En su libro titulado El error de Descartes (1994), el gran neurocientífico portugués Antonio Damasio (1944) parte del análisis de este célebre caso que reveló por primera vez que un daño cerebral podía afectar profunda e irreversiblemente la capacidad de un ser humano para tomar decisiones y actuar con idoneidad moral. La facultad racional de Phineas Gage estaba aparentemente intacta: tenía amplios conocimientos, atención, memoria, un lenguaje impecable y correctas aptitudes lógicas. No obstante, algo explicaba sus desatinos y extravíos: una notoria dificultad para experimentar sentimientos. Luego de estudiar este y otros casos similares, Damasio llegó a la conclusión de que la razón no es ni puede ser tan “clara y distinta” como querían Descartes y toda la tradición racionalista que adoptó, de un modo u otro, su punto de vista. Por el contrario, Damasio constató que “emociones y sentimientos quizás no son para nada intrusos en el bastión racional: que acaso estén enmarañados en sus redes para mal y para bien” y que “las estrategias racionales del ser humano no se habrían desarrollado sin los mecanismos de regulación biológica, de los que son destacada expresión las emociones y los sentimientos”.
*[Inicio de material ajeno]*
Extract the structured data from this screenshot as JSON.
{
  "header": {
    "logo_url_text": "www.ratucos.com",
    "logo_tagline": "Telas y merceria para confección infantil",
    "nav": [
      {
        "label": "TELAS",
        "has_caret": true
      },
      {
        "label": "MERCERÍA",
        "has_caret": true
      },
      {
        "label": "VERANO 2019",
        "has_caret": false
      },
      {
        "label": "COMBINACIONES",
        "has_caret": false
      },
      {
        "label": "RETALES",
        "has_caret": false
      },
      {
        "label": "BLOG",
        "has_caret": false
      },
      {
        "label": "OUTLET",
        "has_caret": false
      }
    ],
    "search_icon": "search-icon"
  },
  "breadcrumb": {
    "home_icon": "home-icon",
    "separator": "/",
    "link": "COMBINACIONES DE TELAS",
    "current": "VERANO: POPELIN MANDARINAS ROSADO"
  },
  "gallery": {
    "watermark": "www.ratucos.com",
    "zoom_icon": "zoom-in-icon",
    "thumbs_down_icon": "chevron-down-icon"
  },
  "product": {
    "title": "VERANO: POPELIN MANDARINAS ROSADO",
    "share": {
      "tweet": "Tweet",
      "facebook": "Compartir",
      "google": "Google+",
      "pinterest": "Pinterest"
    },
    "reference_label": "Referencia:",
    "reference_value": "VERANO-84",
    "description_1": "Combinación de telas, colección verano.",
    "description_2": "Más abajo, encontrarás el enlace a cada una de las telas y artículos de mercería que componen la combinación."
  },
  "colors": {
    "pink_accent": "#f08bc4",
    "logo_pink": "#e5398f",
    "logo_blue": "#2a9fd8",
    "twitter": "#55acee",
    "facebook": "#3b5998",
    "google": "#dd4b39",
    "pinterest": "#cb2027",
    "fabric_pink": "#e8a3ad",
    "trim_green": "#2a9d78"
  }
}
Damasio sugiere que la razón humana no depende de un centro único. Desde las capas corticales prefrontales hasta el hipotálamo y el tallo cerebral, diversos centros cerebrales están involucrados en la actividad de la razón. Incluso los niveles inferiores del edificio neural regulan no solo el procesamiento de las emociones y los sentimientos, sino los aspectos más sofisticados de la razón (la toma de decisiones, la creatividad y la conducta social). Emoción, sentimiento y regulación biológica juegan, entonces, un papel en la razón humana. ¿Significa eso que ya no tiene sentido hablar de responsabilidad moral? No. Según Damasio, “el edificio de la ética no colapsa, la moral no es amenazada y, en el individuo normal, la voluntad sigue siendo la voluntad. Lo que puede cambiar es nuestra visión del rol que ha tenido la biología en el origen de ciertos principios éticos surgidos en un determinado contexto social, cuando muchos individuos que poseen disposiciones biológicas similares interactúan en circunstancias específicas”.